Social Media not only channels my need for validation into easily quantifiable numbers, but enables this self-sabotaging cycle with access to millions of people online. We're all looking for connection, and it's literally the point of these platforms. But it's fleeting and often superficial. It's designed to leave you wanting more, and for someone like me, that is dangerous.

How embarrassing it is, though. A literal grown woman putting so much stock in RTs and likes. I know that it's ridiculous, but I can't turn it off. I see other people getting support and I get jealous. I convince myself that everyone hates me, or just simply nobody cares, and my "numbers" confirm these thoughts. It's the latter that is particularly dangerous for the head-space I'm in right now. It's been a slow burn, but this has been building for a while.
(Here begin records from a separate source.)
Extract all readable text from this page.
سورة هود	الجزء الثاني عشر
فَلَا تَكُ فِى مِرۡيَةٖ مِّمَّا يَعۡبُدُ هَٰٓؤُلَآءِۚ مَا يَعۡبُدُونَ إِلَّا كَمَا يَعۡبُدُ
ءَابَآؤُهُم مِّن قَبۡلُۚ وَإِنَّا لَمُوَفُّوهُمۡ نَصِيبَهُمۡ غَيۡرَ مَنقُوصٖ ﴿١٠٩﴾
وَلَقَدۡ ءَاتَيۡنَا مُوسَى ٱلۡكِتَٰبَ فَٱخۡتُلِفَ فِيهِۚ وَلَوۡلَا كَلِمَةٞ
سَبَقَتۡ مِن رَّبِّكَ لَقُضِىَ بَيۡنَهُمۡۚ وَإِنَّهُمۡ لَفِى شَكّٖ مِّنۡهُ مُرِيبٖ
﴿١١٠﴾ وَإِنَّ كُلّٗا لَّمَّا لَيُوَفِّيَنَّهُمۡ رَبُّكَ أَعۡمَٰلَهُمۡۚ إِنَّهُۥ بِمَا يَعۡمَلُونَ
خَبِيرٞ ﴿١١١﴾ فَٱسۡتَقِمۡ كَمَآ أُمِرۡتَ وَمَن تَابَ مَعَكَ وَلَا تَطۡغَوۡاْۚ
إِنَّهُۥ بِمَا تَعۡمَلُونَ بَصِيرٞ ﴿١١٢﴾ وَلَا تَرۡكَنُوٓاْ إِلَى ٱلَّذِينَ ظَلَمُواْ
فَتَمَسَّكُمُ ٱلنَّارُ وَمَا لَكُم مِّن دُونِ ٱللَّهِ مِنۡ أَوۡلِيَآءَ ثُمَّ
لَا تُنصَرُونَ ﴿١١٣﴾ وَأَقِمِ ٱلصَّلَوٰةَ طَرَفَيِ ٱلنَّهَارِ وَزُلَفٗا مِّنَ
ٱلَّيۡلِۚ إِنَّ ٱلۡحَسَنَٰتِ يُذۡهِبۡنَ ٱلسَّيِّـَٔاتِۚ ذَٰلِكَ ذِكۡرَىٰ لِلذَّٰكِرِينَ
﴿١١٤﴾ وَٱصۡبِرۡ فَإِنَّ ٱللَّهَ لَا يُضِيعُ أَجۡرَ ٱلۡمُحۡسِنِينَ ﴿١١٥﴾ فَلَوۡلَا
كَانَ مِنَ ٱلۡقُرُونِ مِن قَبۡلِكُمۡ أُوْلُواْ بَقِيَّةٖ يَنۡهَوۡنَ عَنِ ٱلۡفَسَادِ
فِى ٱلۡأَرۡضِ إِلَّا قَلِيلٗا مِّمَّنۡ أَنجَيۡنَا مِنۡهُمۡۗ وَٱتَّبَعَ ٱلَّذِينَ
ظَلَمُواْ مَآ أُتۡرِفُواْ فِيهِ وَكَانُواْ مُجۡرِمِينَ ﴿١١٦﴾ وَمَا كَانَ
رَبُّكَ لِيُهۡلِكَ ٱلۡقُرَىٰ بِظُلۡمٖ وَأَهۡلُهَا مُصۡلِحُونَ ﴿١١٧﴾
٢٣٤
I'm putting too much of myself into the wrong outlets. I've just got married, I'm going on my honeymoon and I have a book set to be published this year. I have so many positive things to be turning my efforts to, and instead I spent too much of my time online.

So, I'm taking a small step back. It's only been one day, but already I'm feeling more free than I have in a while. Yes, my blog traffic will suffer - but that's sort of the point. To prove to myself that my worth as a human being doesn't fluctuate based on how many people engage with my work or my tweets. How sad that I've got to the point I needed to re-learn that, but I guess it's better late than never.